Atherosclerosis of autologous artery coronary artery bypass graft(s) with unstable angina pectoris
ICD-10 I25.720 is a billable code used to indicate a diagnosis of atherosclerosis of autologous artery coronary artery bypass graft(s) with unstable angina pectoris.
I25.720 refers to atherosclerosis of autologous artery coronary artery bypass graft(s) with unstable angina pectoris. This condition arises when there is a buildup of plaque in the grafts used during coronary artery bypass surgery, leading to reduced blood flow to the heart muscle. Patients may present with symptoms of unstable angina, characterized by chest pain or discomfort that occurs unpredictably and may worsen over time. The anatomy involved includes the coronary arteries and the bypass grafts, which can be sourced from the patient's own arteries or veins. Disease progression can lead to significant cardiovascular events, including myocardial infarction, if left untreated. Diagnostic considerations include a thorough patient history, physical examination, and imaging studies such as angiography to assess graft patency and the extent of atherosclerosis. The management of this condition often involves a combination of lifestyle modifications, pharmacotherapy, and possibly re-intervention to restore adequate blood flow.

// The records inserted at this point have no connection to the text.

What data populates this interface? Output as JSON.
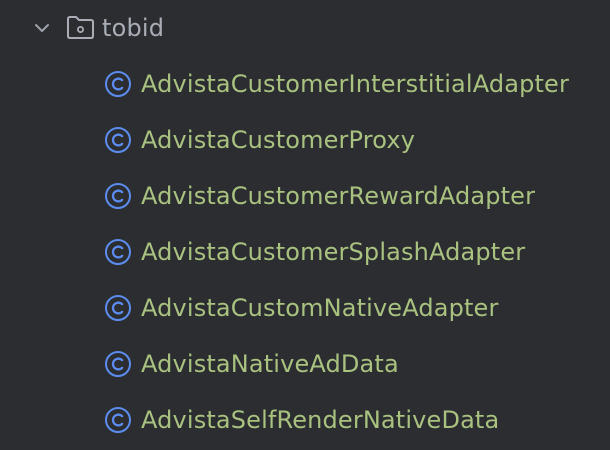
{
  "folder": {
    "name": "tobid",
    "expanded": true,
    "icon": "folder-icon",
    "chevron_icon": "chevron-down-icon"
  },
  "classes": [
    {
      "name": "AdvistaCustomerInterstitialAdapter",
      "icon": "class-icon"
    },
    {
      "name": "AdvistaCustomerProxy",
      "icon": "class-icon"
    },
    {
      "name": "AdvistaCustomerRewardAdapter",
      "icon": "class-icon"
    },
    {
      "name": "AdvistaCustomerSplashAdapter",
      "icon": "class-icon"
    },
    {
      "name": "AdvistaCustomNativeAdapter",
      "icon": "class-icon"
    },
    {
      "name": "AdvistaNativeAdData",
      "icon": "class-icon"
    },
    {
      "name": "AdvistaSelfRenderNativeData",
      "icon": "class-icon"
    }
  ],
  "colors": {
    "background": "#2b2d31",
    "folder_text": "#a9adb5",
    "class_text": "#a9c27f",
    "class_icon": "#5b8def"
  }
}
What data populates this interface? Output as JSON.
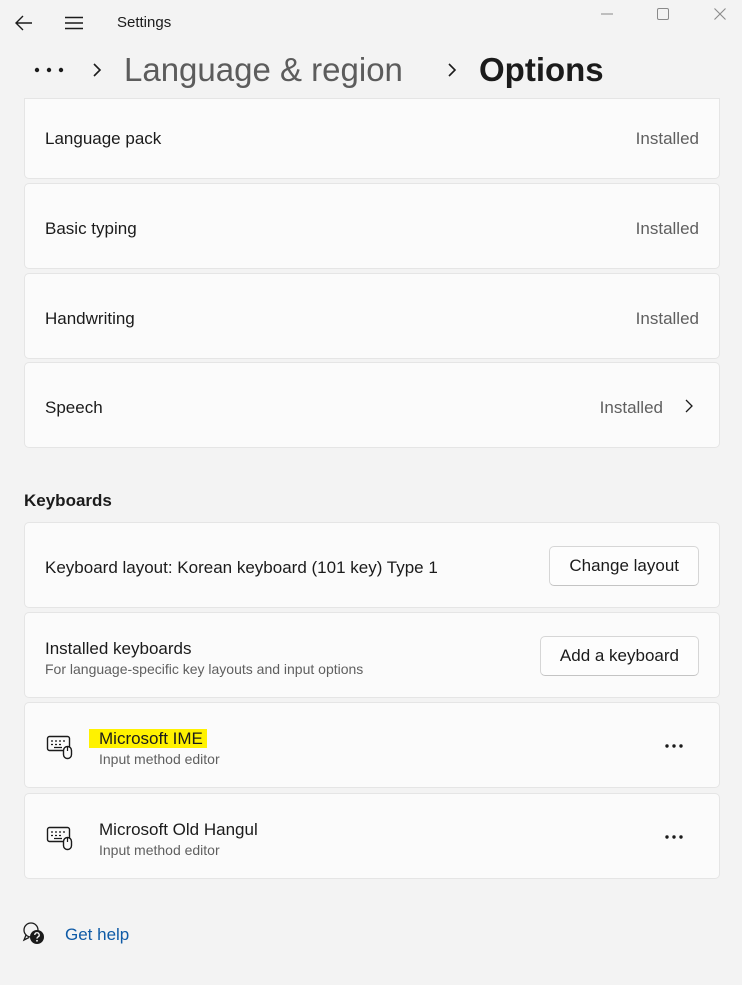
{
  "titlebar": {
    "app_title": "Settings",
    "back_icon": "back-arrow-icon",
    "menu_icon": "hamburger-menu-icon",
    "controls": [
      "minimize-icon",
      "maximize-icon",
      "close-icon"
    ]
  },
  "breadcrumb": {
    "more_icon": "more-dots-icon",
    "parent": "Language & region",
    "current": "Options"
  },
  "features": [
    {
      "label": "Language pack",
      "status": "Installed"
    },
    {
      "label": "Basic typing",
      "status": "Installed"
    },
    {
      "label": "Handwriting",
      "status": "Installed"
    },
    {
      "label": "Speech",
      "status": "Installed",
      "chevron_icon": "chevron-right-icon"
    }
  ],
  "keyboards": {
    "section_title": "Keyboards",
    "layout": {
      "label": "Keyboard layout: Korean keyboard (101 key) Type 1",
      "button": "Change layout"
    },
    "installed": {
      "title": "Installed keyboards",
      "subtitle": "For language-specific key layouts and input options",
      "button": "Add a keyboard"
    },
    "items": [
      {
        "name": "Microsoft IME",
        "description": "Input method editor",
        "icon": "keyboard-icon",
        "highlighted": true,
        "highlight_color": "#fff200"
      },
      {
        "name": "Microsoft Old Hangul",
        "description": "Input method editor",
        "icon": "keyboard-icon",
        "highlighted": false
      }
    ]
  },
  "help": {
    "label": "Get help",
    "icon": "help-icon",
    "link_color": "#0e5aa6"
  }
}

Standard ICD-10-CM documentation requirements apply
Various clinical presentations within this specialty area
Follow specialty-specific billing guidelines
Standard ICD-10-CM documentation requirements apply
Various clinical presentations within this specialty area
Follow specialty-specific billing guidelines
I25.720 covers atherosclerosis affecting autologous artery grafts used in coronary artery bypass surgery, specifically when the patient experiences unstable angina pectoris, which is defined by chest pain that occurs at rest or with minimal exertion.
I25.720 should be used when there is documented evidence of unstable angina in a patient with a history of coronary artery bypass grafting and atherosclerosis affecting those grafts. If the angina is stable or there is no graft involvement, other codes should be considered.
Documentation should include a detailed patient history, clinical findings indicating unstable angina, results from diagnostic tests such as stress tests or angiography, and treatment plans that reflect the management of both the atherosclerosis and the unstable angina.